В лаборатории, как всегда по утрам, приятно пахло свежезаваренным
чаем. Коля приветливо поздоровался с коллегами и достал из стола свою
чашку.
— Залив в Охотском море, последняя буква — предположительно —
«а»,— вопросительно глянул на Колю Калашников, полноватый
тридцатилетний очкарик из группы наладки.
— Анива,— запросто сказал Коля, наливая себе из колбы чай и садясь
за общий стол.
— Вот это интеллект! — восхитился Калашников.— Верно, пять
букв...— Он вписал «Ани-ву» в клеточки кроссворда.— Тогда — персонаж из
комедии Грибоедова «Горе от ума», восемь букв.
— Между прочим, уже пять минут рабо-
—
чего времени,— сказал за спиной Коли Янкевич, лаборант из его
группы.
Калашников взглянул на него, сказал: «Ты прав, начальник», и
продолжил чтение «по горизонтали».
Коля со своей чашкой встал из-за стола и пошел к Янкевичу. Тот с
диаграммной лентой в руках склонился над прибором.
— Как выходные, Семеныч? — он протянул Янкевичу руку.

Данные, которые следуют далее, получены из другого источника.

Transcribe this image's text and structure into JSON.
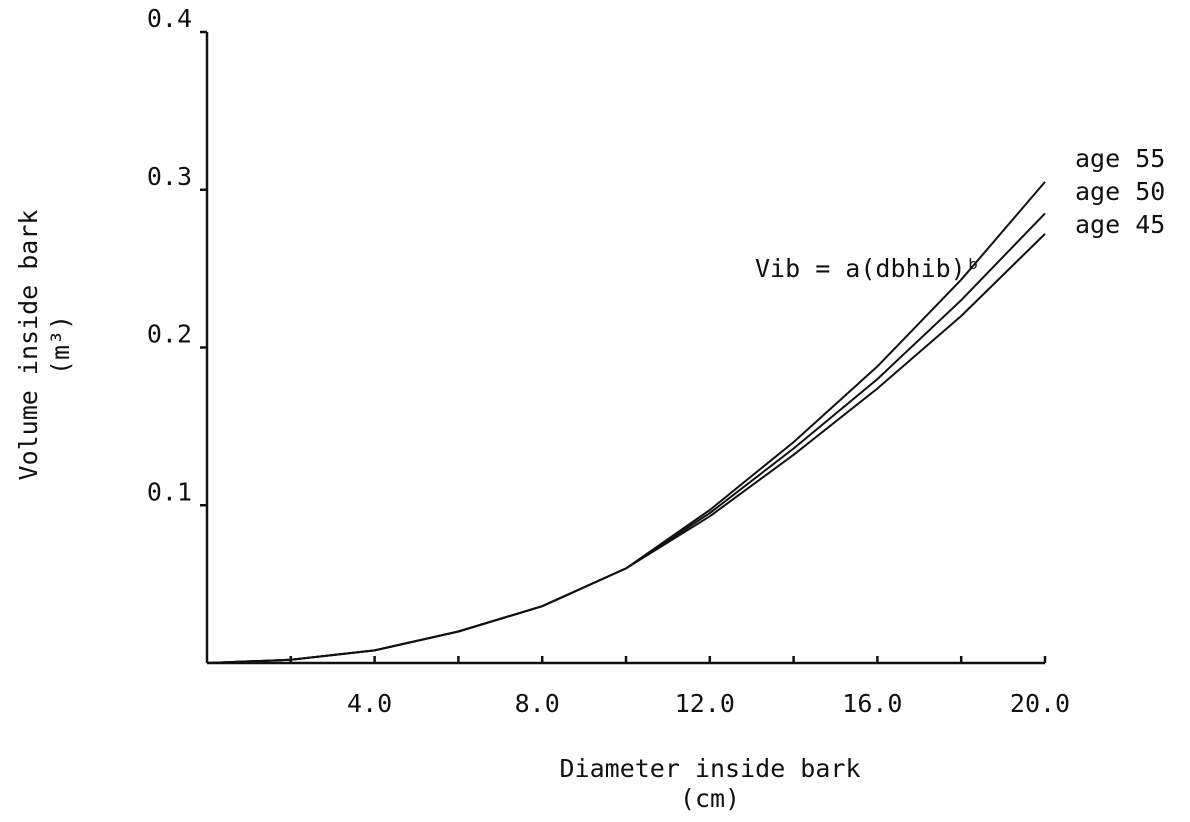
{
  "chart_data": {
    "type": "line",
    "annotation": "Vib = a(dbhib)ᵇ",
    "xlabel": [
      "Diameter inside bark",
      "(cm)"
    ],
    "ylabel": [
      "Volume inside bark",
      "(m³)"
    ],
    "x": [
      0,
      2,
      4,
      6,
      8,
      10,
      12,
      14,
      16,
      18,
      20
    ],
    "series": [
      {
        "name": "age 55",
        "color": "#111111",
        "values": [
          0,
          0.002,
          0.008,
          0.02,
          0.036,
          0.06,
          0.097,
          0.14,
          0.188,
          0.243,
          0.305
        ]
      },
      {
        "name": "age 50",
        "color": "#111111",
        "values": [
          0,
          0.002,
          0.008,
          0.02,
          0.036,
          0.06,
          0.095,
          0.136,
          0.18,
          0.23,
          0.285
        ]
      },
      {
        "name": "age 45",
        "color": "#111111",
        "values": [
          0,
          0.002,
          0.008,
          0.02,
          0.036,
          0.06,
          0.093,
          0.132,
          0.174,
          0.22,
          0.272
        ]
      }
    ],
    "xlim": [
      0,
      20
    ],
    "xticks": [
      {
        "value": 4,
        "label": "4.0"
      },
      {
        "value": 8,
        "label": "8.0"
      },
      {
        "value": 12,
        "label": "12.0"
      },
      {
        "value": 16,
        "label": "16.0"
      },
      {
        "value": 20,
        "label": "20.0"
      }
    ],
    "xminor": [
      2,
      6,
      10,
      14,
      18
    ],
    "ylim": [
      0,
      0.4
    ],
    "yticks": [
      0.1,
      0.2,
      0.3,
      0.4
    ],
    "grid": false
  }
}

— Среднестатистически,— Янкевич одарил его своим фирменным
рукопожатием.
Янкевичу было сорок шесть лет, и росту в нем было, что называется,
полтора метра в кепке; Коля был на голову выше его и раза в два шире. Но —
фокус этот удивлял не одного Колю — после рукопожатия Янкевича и какой-
нибудь его мимолетной реплики, брошенной напористым, неожиданно густым
басом, впечатление от него, как от человека тщедушного, исчезало начисто.
Кто-то из лабораторских шутников одарил его оригинальным прозвищем —
Пан Володыевский; оно показалось всем настолько удачным, что за глаза его
иначе и не называли. Фильм про маленького храброго пана, первую саблю
Речи Посполитой, видели по телевизору все.
— В субботу, наверное, меня заждались? — осторожно спросил
Янкевича Коля.
— Зачем же? — Тот положил на столик ленту и бегло взглянул на
Колю.— Пять минут сверх условленного времени — и вперед. Ты не
барышня, чтоб ждать. Занят был, что ли?
— Было маленько,— неопределенно ответил Коля.
В субботу они договаривались встретиться на лыжной базе, Янкевич
обещал показать трассу «десятки». Коля не пришел.